Sunday 8 April 2007

Lying for Queen & Country

The Iranians manufactured a great deal of positive PR out of this exercise. I don't mean for the detention of the British sailors and Marines but for their treatment of them. The whole exercise of photos, video footage etc was all done to capitalize on a captive public convinced from previous U.S. rhetoric that the Iranians would behave like monsters they were portrayed to be. But instead of waterboarding their captives the worst thing they made one member do was wear a scarf. There's nothing quite like the humiliation of being treated well to dispel the myth of Persian evil.

In a sense then, the Iranian treatment of the British Sailors and Marines achieved two primary propaganda objectives. First, it portrayed a marked contrast between their treatment of detainees and the U.S treatment of detainees. This demonstrated that far from being the abject monsters portrayed by the COW centric media the public instead saw British Marines and Sailors talking candidly about the circumstances of their detention--a situation never before seen. One could almost hear the cries of neo-cons in their lounge rooms lamenting "why didn't you fight back!?" which really translates to "why couldn't you have just died in a firefight?" The media reports of U.S. frustration were palpable.

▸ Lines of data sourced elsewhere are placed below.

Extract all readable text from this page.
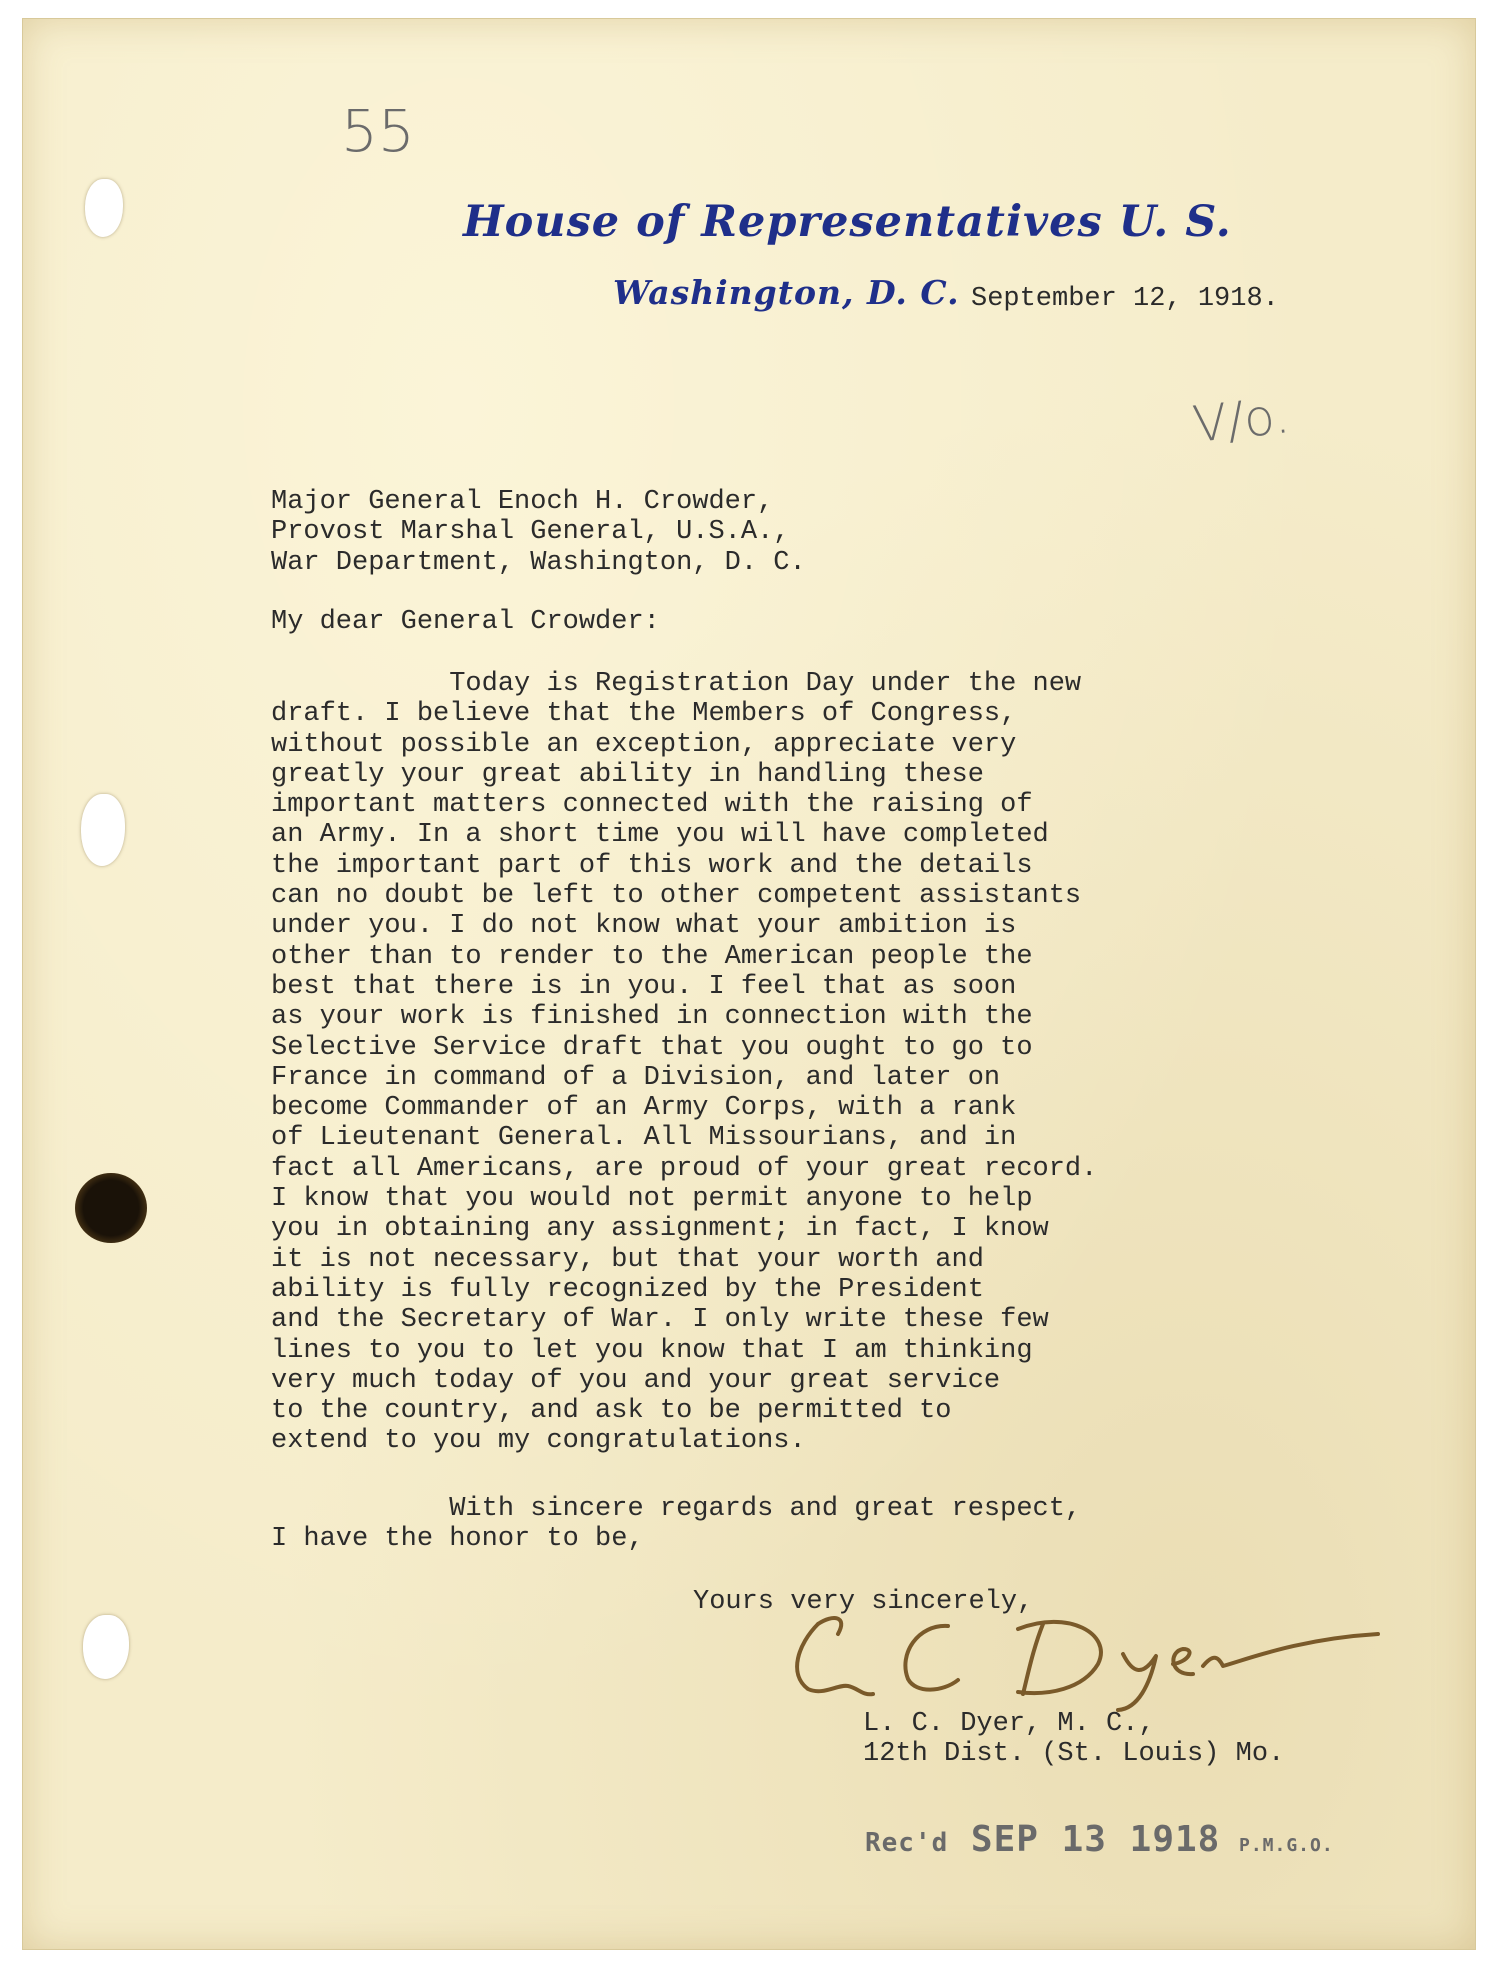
55
House of Representatives U. S.
Washington, D. C. September 12, 1918.
V/o.
Major General Enoch H. Crowder,
Provost Marshal General, U.S.A.,
War Department, Washington, D. C.
My dear General Crowder:
Today is Registration Day under the new
draft. I believe that the Members of Congress,
without possible an exception, appreciate very
greatly your great ability in handling these
important matters connected with the raising of
an Army. In a short time you will have completed
the important part of this work and the details
can no doubt be left to other competent assistants
under you. I do not know what your ambition is
other than to render to the American people the
best that there is in you. I feel that as soon
as your work is finished in connection with the
Selective Service draft that you ought to go to
France in command of a Division, and later on
become Commander of an Army Corps, with a rank
of Lieutenant General. All Missourians, and in
fact all Americans, are proud of your great record.
I know that you would not permit anyone to help
you in obtaining any assignment; in fact, I know
it is not necessary, but that your worth and
ability is fully recognized by the President
and the Secretary of War. I only write these few
lines to you to let you know that I am thinking
very much today of you and your great service
to the country, and ask to be permitted to
extend to you my congratulations.
With sincere regards and great respect,
I have the honor to be,
Yours very sincerely,
L. C. Dyer, M. C.,
12th Dist. (St. Louis) Mo.
Rec'd SEP 13 1918 P.M.G.O.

Don't get me wrong, we've seen captured troops before making confessions during the first gulf war but lets make no mistake that those videos were made under duress and obvious to all and sundry--different objectives. Seen in this light, harming the British Sailors and Marines then would have constituted a PR disaster for the Iranians and delivered a PR windfall to the the U.S. only too ready to lob a few cruise missiles into the pot. In other words, any poor treatment of the captives by the Iranians would have catalyzed public opinion firmly against them. It would have been the opportunity the U.S. were waiting for to be able to say "See! We told you they were cruel and inhuman."

The second propaganda objective as I see it was that it let the world know that the Iranians were not going to stand by and let their sovereignty be walked over by arrogant boarding parties from a far flung foreign country. This was Iran's way of saying we're not going to put up with your sh*t right on our doorstep.

Did it work? Well, taking in to account the number of comedian and talk show hosts who made the obligatory scarf and hot dinner jokes, the first objective was met. Also the reports of the British reviewing their boarding operation procedures in the disputed Shatt, the second objective was also met.

Subsequently, the British Government is in damage control attempting to apply counter spin to the Iranian PR coup by attempting to turn the Iranians back into the monsters they told everyone they were by permitting for the first time ever for active duty personnel to sell their stories of "torture" to the highest bidder.

I can't help but wonder, why the sweetener? What happened to lying for Queen and Country?